Germany and Austria became the latest countries to report infections. Germany reported four cases Wednesday and Austria one.
New Zealand’s total rose to 14. Britain had earlier reported five cases and Spain four. There were 19 cases in Canada and two in Israel.
The disease is not spread by eating pork and U.S. officials appeared to go out of their way Wednesday not to call the strain “swine flu.” Obama called the bug the “H1N1 virus,” and other administration officials followed his lead.
“The disease is not a food-borne illness,” Rear Adm. Anne Schuchat, CDC’s interim science and public health deputy direct, told the Senate Homeland Security Committee.
She said the strain is particularly worrisome because “it’s a virus that hasn’t been around before. The general population doesn’t have immunity from it.”

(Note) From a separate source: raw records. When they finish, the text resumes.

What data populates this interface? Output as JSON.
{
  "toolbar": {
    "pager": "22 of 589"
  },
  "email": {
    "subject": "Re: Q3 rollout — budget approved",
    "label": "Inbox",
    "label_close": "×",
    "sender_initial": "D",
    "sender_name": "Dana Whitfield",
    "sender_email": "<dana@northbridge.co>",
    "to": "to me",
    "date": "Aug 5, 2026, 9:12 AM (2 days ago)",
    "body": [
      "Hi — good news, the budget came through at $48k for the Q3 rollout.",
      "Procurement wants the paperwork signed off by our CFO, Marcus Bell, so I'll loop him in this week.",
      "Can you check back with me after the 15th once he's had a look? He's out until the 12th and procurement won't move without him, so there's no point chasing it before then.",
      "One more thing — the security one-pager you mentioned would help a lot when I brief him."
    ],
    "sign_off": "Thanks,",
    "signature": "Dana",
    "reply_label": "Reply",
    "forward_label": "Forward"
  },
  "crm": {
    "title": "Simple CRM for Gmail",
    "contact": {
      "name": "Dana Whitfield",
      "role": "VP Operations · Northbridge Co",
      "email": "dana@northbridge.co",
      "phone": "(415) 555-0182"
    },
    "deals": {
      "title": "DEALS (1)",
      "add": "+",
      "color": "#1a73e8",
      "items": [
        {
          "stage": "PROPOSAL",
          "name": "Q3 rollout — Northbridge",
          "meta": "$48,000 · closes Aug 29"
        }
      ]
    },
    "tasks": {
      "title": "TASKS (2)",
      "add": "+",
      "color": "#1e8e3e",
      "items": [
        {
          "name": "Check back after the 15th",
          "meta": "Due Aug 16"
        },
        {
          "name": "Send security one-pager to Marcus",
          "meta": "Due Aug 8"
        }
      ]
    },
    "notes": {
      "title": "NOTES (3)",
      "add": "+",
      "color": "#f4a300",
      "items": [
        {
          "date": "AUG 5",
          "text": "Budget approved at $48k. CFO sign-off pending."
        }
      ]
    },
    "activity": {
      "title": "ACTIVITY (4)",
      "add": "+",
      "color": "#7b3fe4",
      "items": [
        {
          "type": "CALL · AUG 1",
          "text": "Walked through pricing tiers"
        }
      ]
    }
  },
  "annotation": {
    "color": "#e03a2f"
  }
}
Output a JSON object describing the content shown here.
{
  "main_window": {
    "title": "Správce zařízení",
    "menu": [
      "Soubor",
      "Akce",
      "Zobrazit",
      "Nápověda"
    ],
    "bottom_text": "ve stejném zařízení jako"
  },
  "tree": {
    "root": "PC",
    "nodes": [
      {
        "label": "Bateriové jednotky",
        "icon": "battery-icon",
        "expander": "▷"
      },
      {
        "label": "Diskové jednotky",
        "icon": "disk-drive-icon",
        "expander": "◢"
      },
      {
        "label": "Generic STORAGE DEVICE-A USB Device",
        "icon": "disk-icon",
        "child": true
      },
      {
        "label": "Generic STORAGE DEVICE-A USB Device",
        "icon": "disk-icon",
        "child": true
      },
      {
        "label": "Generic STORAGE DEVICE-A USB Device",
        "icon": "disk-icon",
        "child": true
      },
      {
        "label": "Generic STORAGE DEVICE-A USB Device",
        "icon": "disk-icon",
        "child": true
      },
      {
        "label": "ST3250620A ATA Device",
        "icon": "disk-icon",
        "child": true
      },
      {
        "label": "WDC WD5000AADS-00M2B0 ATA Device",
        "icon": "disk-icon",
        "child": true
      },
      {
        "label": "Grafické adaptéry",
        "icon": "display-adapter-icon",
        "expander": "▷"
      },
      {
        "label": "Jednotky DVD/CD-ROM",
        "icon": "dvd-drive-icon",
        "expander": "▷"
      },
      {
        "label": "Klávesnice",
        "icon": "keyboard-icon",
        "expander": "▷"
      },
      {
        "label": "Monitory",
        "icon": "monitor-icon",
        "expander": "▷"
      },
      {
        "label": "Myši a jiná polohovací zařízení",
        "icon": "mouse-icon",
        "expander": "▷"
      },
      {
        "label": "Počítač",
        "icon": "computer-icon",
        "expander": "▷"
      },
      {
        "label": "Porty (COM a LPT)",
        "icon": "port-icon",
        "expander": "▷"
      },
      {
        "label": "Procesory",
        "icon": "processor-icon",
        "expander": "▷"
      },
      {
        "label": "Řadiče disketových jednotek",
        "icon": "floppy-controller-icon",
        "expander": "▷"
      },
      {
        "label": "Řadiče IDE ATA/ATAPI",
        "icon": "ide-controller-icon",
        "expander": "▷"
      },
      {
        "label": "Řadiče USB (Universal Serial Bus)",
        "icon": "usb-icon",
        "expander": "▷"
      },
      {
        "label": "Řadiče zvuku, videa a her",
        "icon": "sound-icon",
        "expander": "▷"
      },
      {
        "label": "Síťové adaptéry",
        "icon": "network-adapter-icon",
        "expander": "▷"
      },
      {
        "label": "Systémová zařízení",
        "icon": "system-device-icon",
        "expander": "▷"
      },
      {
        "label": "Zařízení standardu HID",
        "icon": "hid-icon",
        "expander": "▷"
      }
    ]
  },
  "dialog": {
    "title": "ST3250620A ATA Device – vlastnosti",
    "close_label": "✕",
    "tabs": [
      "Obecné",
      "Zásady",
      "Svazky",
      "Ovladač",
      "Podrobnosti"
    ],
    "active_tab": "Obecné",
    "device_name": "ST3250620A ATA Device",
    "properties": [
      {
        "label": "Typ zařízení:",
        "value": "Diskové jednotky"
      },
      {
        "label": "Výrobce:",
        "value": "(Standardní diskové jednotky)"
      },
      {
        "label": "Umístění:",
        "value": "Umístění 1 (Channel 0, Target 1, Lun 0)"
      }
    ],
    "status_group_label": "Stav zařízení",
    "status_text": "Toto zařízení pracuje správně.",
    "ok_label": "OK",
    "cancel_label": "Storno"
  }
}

People have various levels of protection against other more common types of flu because they are exposed to it over time, and that protection accumulates. She suggested that some older people might have more resistance to this particular strain than younger people because its traits might resemble outbreaks of decades ago.
Staff writer Craig Schneider contributed to this article.
If you have questions
The nation’s top health officials dealing with the swine flu emergency will take questions directly from the public today on a Webcast. To participate, e-mail questions to “hhsstudiohhs.gov,” and then log on at 1 p.m. to www.hhs.gov or www.cdc.gov. Homeland Security Secretary Janet Napolitano, Health and Human Services Secretary Kathleen Sebelius and Dr. Richard Besser, acting chief of the Atlanta-based Centers for Disease Control and Prevention, will be ready to answer.
Airlines cuts fares to Mexico
Delta Air Lines, American Airlines and other U.S. carriers are slashing Mexico fares to as little as $260 round trip as demand dries up because of the swine flu outbreak. Delta is charging $300 between Atlanta and Cancun, a reduction of at least $100 from a few weeks ago. Bargain hunters who book one of those fares would be going against U.S. health officials’ advisories to forgo nonessential travel to the country hardest hit by the disease.